Avrupa İnsan Hakları Mahkemesi’nin (AİHM) Büyük Dairesi, Sözleşme’nin 46/4 unsuru çerçevesinde aldığı kararla Türkiye’nin Osman Kavala ile ilgili 10.12.2019 tarihli AİHM kararını uygulamadığını ve bu nedenle 46. unsurun ihlal edildiği sonucuna vardığını açıkladığına dikkati çeken Türkiye Barolar Birliği, AİHM kararının uygulanmasının Türkiye’nin taraf olduğu sözleşmeden doğan yükümlülüğü olduğu kadar ‘hukuk devleti ‘olmanın da gereği olduğunu söyledi.
ANKARA (İGFA) – Türkiye Barolar Birliği, yazılı yaptığı açıklamada AİHM’in 11 Temmuz 2022 tarihinde açıklanan kararıyla ilgili değerlendirmelerde bulundu.
AİHM’in 11 Temmuz’da açıklanan kararının kesin olduğuna vurgu yapılan açıklamada, “Şimdi yapılması gereken, AİHM kararlarının uygulanarak Osman Kavala’nın serbest bırakılması ve eski halin iadesidir. Eski halin iadesinden anlaşılması gereken, atılı suçların kayıttan silinmesi ve buna ilişkin mahkeme kararlarının bütün sonuçlarıyla ortadan kaldırılmasıdır” tabirlerine yer verildi.
Açıklamada, “AİHM kararının uygulanması, Türkiye’nin taraf olduğu Avrupa İnsan Hakları Sözleşmesi’nden doğan bir yükümlülüğü olduğu kadar hukuk devleti olmanın da gereğidir.
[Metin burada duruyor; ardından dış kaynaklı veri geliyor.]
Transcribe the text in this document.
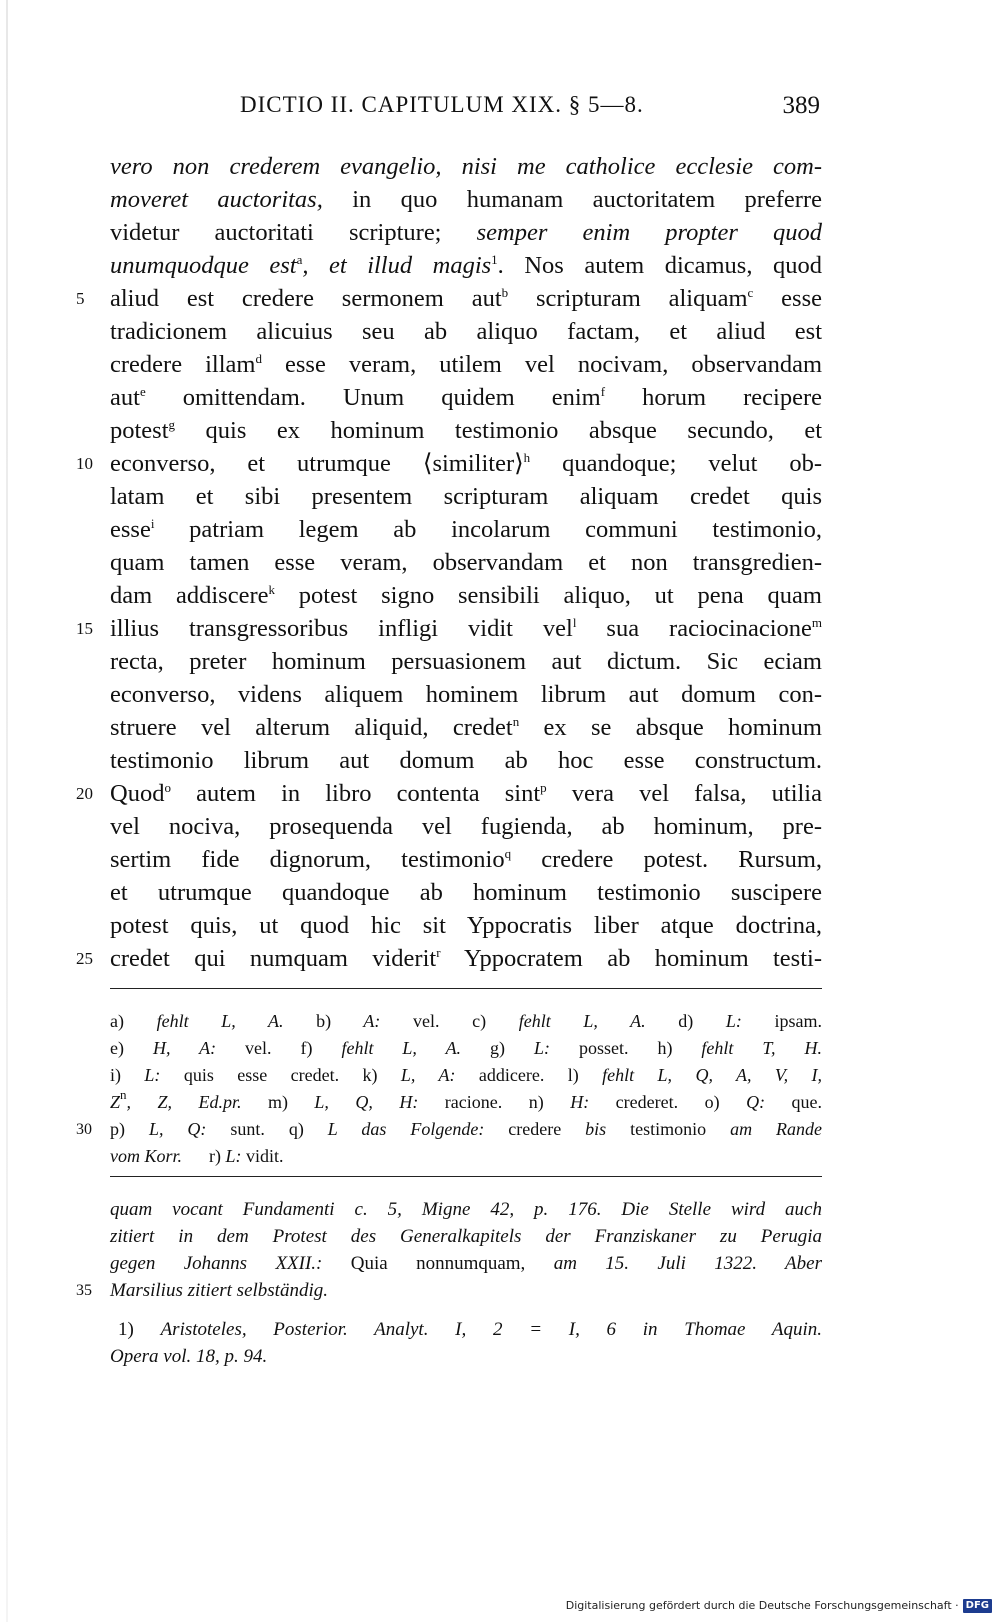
DICTIO II. CAPITULUM XIX. § 5—8.	389
vero non crederem evangelio, nisi me catholice ecclesie com-
moveret auctoritas, in quo humanam auctoritatem preferre
videtur auctoritati scripture; semper enim propter quod
unumquodque est$^a$, et illud magis$^1$. Nos autem dicamus, quod
5	aliud est credere sermonem aut$^b$ scripturam aliquam$^c$ esse
tradicionem alicuius seu ab aliquo factam, et aliud est
credere illam$^d$ esse veram, utilem vel nocivam, observandam
aut$^e$ omittendam. Unum quidem enim$^f$ horum recipere
potest$^g$ quis ex hominum testimonio absque secundo, et
10 econverso, et utrumque ⟨similiter⟩$^h$ quandoque; velut ob-
latam et sibi presentem scripturam aliquam credet quis
esse$^i$ patriam legem ab incolarum communi testimonio,
quam tamen esse veram, observandam et non transgredien-
dam addiscere$^k$ potest signo sensibili aliquo, ut pena quam
15 illius transgressoribus infligi vidit vel$^l$ sua raciocinacione$^m$
recta, preter hominum persuasionem aut dictum. Sic eciam
econverso, videns aliquem hominem librum aut domum con-
struere vel alterum aliquid, credet$^n$ ex se absque hominum
testimonio librum aut domum ab hoc esse constructum.
20 Quod$^o$ autem in libro contenta sint$^p$ vera vel falsa, utilia
vel nociva, prosequenda vel fugienda, ab hominum, pre-
sertim fide dignorum, testimonio$^q$ credere potest. Rursum,
et utrumque quandoque ab hominum testimonio suscipere
potest quis, ut quod hic sit Yppocratis liber atque doctrina,
25 credet qui numquam viderit$^r$ Yppocratem ab hominum testi-
a) fehlt L, A. b) A: vel. c) fehlt L, A. d) L: ipsam.
e) H, A: vel. f) fehlt L, A. g) L: posset. h) fehlt T, H.
i) L: quis esse credet. k) L, A: addicere. l) fehlt L, Q, A, V, I,
$Z^n$, Z, Ed.pr. m) L, Q, H: racione. n) H: crederet. o) Q: que.
30	p) L, Q: sunt. q) L das Folgende: credere bis testimonio am Rande
vom Korr. r) L: vidit.
quam vocant Fundamenti c. 5, Migne 42, p. 176. Die Stelle wird auch
zitiert in dem Protest des Generalkapitels der Franziskaner zu Perugia
gegen Johanns XXII.: Quia nonnumquam, am 15. Juli 1322. Aber
35 Marsilius zitiert selbständig.
1) Aristoteles, Posterior. Analyt. I, 2 = I, 6 in Thomae Aquin.
Opera vol. 18, p. 94.
Digitalisierung gefördert durch die Deutsche Forschungsgemeinschaft · DFG
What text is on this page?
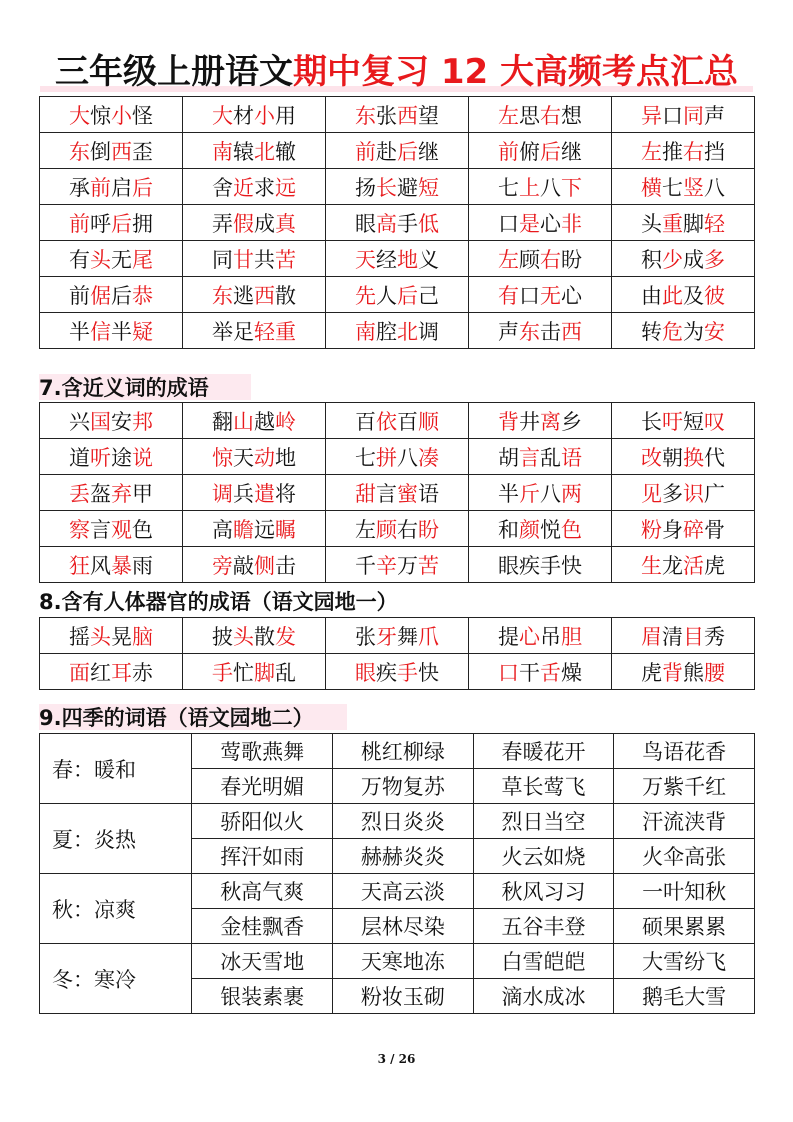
三年级上册语文期中复习 12 大高频考点汇总
大惊小怪	大材小用	东张西望	左思右想	异口同声
东倒西歪	南辕北辙	前赴后继	前俯后继	左推右挡
承前启后	舍近求远	扬长避短	七上八下	横七竖八
前呼后拥	弄假成真	眼高手低	口是心非	头重脚轻
有头无尾	同甘共苦	天经地义	左顾右盼	积少成多
前倨后恭	东逃西散	先人后己	有口无心	由此及彼
半信半疑	举足轻重	南腔北调	声东击西	转危为安
7.含近义词的成语
兴国安邦	翻山越岭	百依百顺	背井离乡	长吁短叹
道听途说	惊天动地	七拼八凑	胡言乱语	改朝换代
丢盔弃甲	调兵遣将	甜言蜜语	半斤八两	见多识广
察言观色	高瞻远瞩	左顾右盼	和颜悦色	粉身碎骨
狂风暴雨	旁敲侧击	千辛万苦	眼疾手快	生龙活虎
8.含有人体器官的成语（语文园地一）
摇头晃脑	披头散发	张牙舞爪	提心吊胆	眉清目秀
面红耳赤	手忙脚乱	眼疾手快	口干舌燥	虎背熊腰
9.四季的词语（语文园地二）
春：暖和	莺歌燕舞	桃红柳绿	春暖花开	鸟语花香
	春光明媚	万物复苏	草长莺飞	万紫千红
夏：炎热	骄阳似火	烈日炎炎	烈日当空	汗流浃背
	挥汗如雨	赫赫炎炎	火云如烧	火伞高张
秋：凉爽	秋高气爽	天高云淡	秋风习习	一叶知秋
	金桂飘香	层林尽染	五谷丰登	硕果累累
冬：寒冷	冰天雪地	天寒地冻	白雪皑皑	大雪纷飞
	银装素裹	粉妆玉砌	滴水成冰	鹅毛大雪
3 / 26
Türkiye’nin AİHM yeni kararını uygulamamakta ısrar etmesi, Bakanlar Komitesi’nin Türkiye’nin Avrupa Konseyi’nden ihracına kadar uzanan yaptırımlar uygulamasına yol açacaktır. Türkiye Barolar Birliği olarak AİHM kararının derhal uygulanmasını; hukukun üstünlüğü unsurunun, Anayasa’nın 90/5 hususunun ve Avrupa İnsan Hakları Sözleşmesi’nin 46/1 ile 19. unsurlarından doğan taahhütlerimizin gereği olarak gördüğümüzü belirtiriz” görüşlerine yer verildi.